Information regarding the receipts of a news agent for seven days of a particular week are

given below

Day

Receipt of News Agent

Monday

£ 9.90

Tuesday

£ 7.75

Wednesday

£ 19.50

Thursday

£ 32.75

Friday

£ 63.75

Saturday

£ 75.50

Sunday

£ 50.70

Week Total

£ 259.85

Mean sales per day in this week:

= £ 259.85/7 = £ 37.12

(To the nearest penny).

Interpretation:

The mean, £ 37.12, represents the amount (in pounds sterling) that would have been

obtained on each day if the same amount were to be obtained on each day. The above

example pertained to the computation of the arithmetic mean in case of ungrouped data i.e.

raw data.

Let us now consider the case of data that has been grouped into a frequency

distribution. When data pertaining to a continuous variable has been grouped into a

frequency distribution, the frequency distribution is used to calculate the approximate values

of descriptive measures --- as the identity of the observations is lost.

To calculate the approximate value of the mean, the observations in each class are

assumed to be identical with the class midpoint Xi.

The mid-point of every class is known as its class-mark.

In other words, the midpoint of a class `marks' that class.As was just mentioned, the

observations in each class are assumed to be identical with the midpoint i.e. the class-mark.
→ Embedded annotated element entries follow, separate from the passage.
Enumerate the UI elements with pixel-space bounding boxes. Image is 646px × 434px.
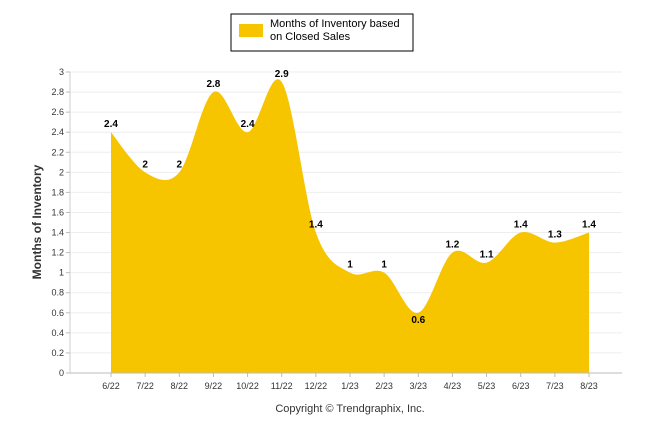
y-tick-label: 0.8 bbox=[51, 288, 64, 298]
x-tick-label: 9/22 bbox=[205, 381, 223, 391]
data-label: 1.1 bbox=[480, 250, 494, 261]
x-tick-label: 6/23 bbox=[512, 381, 530, 391]
x-tick-label: 5/23 bbox=[478, 381, 496, 391]
data-label: 1.4 bbox=[582, 220, 596, 231]
y-tick-label: 1.6 bbox=[51, 207, 64, 217]
legend-swatch bbox=[239, 24, 263, 37]
y-tick-label: 0.6 bbox=[51, 308, 64, 318]
data-label: 2.9 bbox=[275, 69, 289, 80]
x-tick-label: 8/22 bbox=[171, 381, 189, 391]
y-tick-label: 2.8 bbox=[51, 87, 64, 97]
x-tick-label: 4/23 bbox=[444, 381, 462, 391]
y-tick-label: 1.8 bbox=[51, 187, 64, 197]
legend-label-line-2: on Closed Sales bbox=[270, 31, 351, 43]
y-tick-label: 1.2 bbox=[51, 248, 64, 258]
data-label: 2 bbox=[177, 159, 183, 170]
series-area bbox=[111, 79, 589, 373]
y-tick-label: 0.2 bbox=[51, 348, 64, 358]
data-label: 0.6 bbox=[411, 315, 425, 326]
x-tick-label: 6/22 bbox=[102, 381, 120, 391]
x-tick-label: 7/23 bbox=[546, 381, 564, 391]
data-label: 2.4 bbox=[241, 119, 255, 130]
y-tick-label: 2 bbox=[59, 167, 64, 177]
x-tick-label: 12/22 bbox=[305, 381, 328, 391]
x-tick-label: 3/23 bbox=[410, 381, 428, 391]
legend-label-line-1: Months of Inventory based bbox=[270, 18, 400, 30]
data-label: 2.4 bbox=[104, 119, 118, 130]
x-axis-ticks: 6/22 7/22 8/22 9/22 10/22 11/22 12/22 1/23 2/23 3… bbox=[102, 373, 598, 391]
y-tick-label: 3 bbox=[59, 67, 64, 77]
x-tick-label: 10/22 bbox=[236, 381, 259, 391]
x-tick-label: 8/23 bbox=[580, 381, 598, 391]
x-tick-label: 1/23 bbox=[341, 381, 359, 391]
data-label: 1.4 bbox=[514, 220, 528, 231]
x-tick-label: 2/23 bbox=[375, 381, 393, 391]
y-axis-label: Months of Inventory bbox=[30, 164, 44, 279]
y-tick-label: 1.4 bbox=[51, 228, 64, 238]
data-label: 2 bbox=[142, 159, 148, 170]
x-tick-label: 11/22 bbox=[271, 381, 293, 391]
copyright-footer: Copyright © Trendgraphix, Inc. bbox=[275, 403, 424, 415]
y-tick-label: 0 bbox=[59, 368, 64, 378]
data-label: 1 bbox=[347, 260, 353, 271]
x-tick-label: 7/22 bbox=[136, 381, 154, 391]
data-label: 1 bbox=[381, 260, 387, 271]
legend: Months of Inventory based on Closed Sale… bbox=[230, 13, 414, 52]
data-label: 2.8 bbox=[206, 79, 220, 90]
y-tick-label: 0.4 bbox=[51, 328, 64, 338]
data-label: 1.3 bbox=[548, 230, 562, 241]
y-tick-label: 2.6 bbox=[51, 107, 64, 117]
y-axis-ticks: 0 0.2 0.4 0.6 0.8 1 1.2 1.4 1.6 1.8 2 2.2 2.4 2.6 2.8 3 bbox=[51, 67, 71, 378]
y-tick-label: 2.4 bbox=[51, 127, 64, 137]
data-label: 1.2 bbox=[445, 240, 459, 251]
data-label: 1.4 bbox=[309, 220, 323, 231]
y-tick-label: 2.2 bbox=[51, 147, 64, 157]
data-labels: 2.4 2 2 2.8 2.4 2.9 1.4 1 1 0.6 1.2 1.1 1.4 1.3 1.4 bbox=[104, 69, 596, 326]
y-tick-label: 1 bbox=[59, 268, 64, 278]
(This is based on the assumption that the observations in the group are evenly scattered

between the two extremes of the class interval).

As was just mentioned,

the observations in each class are assumed to be identical

with the midpoint i.e. the class-mark.(This is based on the assumption that the observations

in the group are evenly scattered between the two extremes of the class interval).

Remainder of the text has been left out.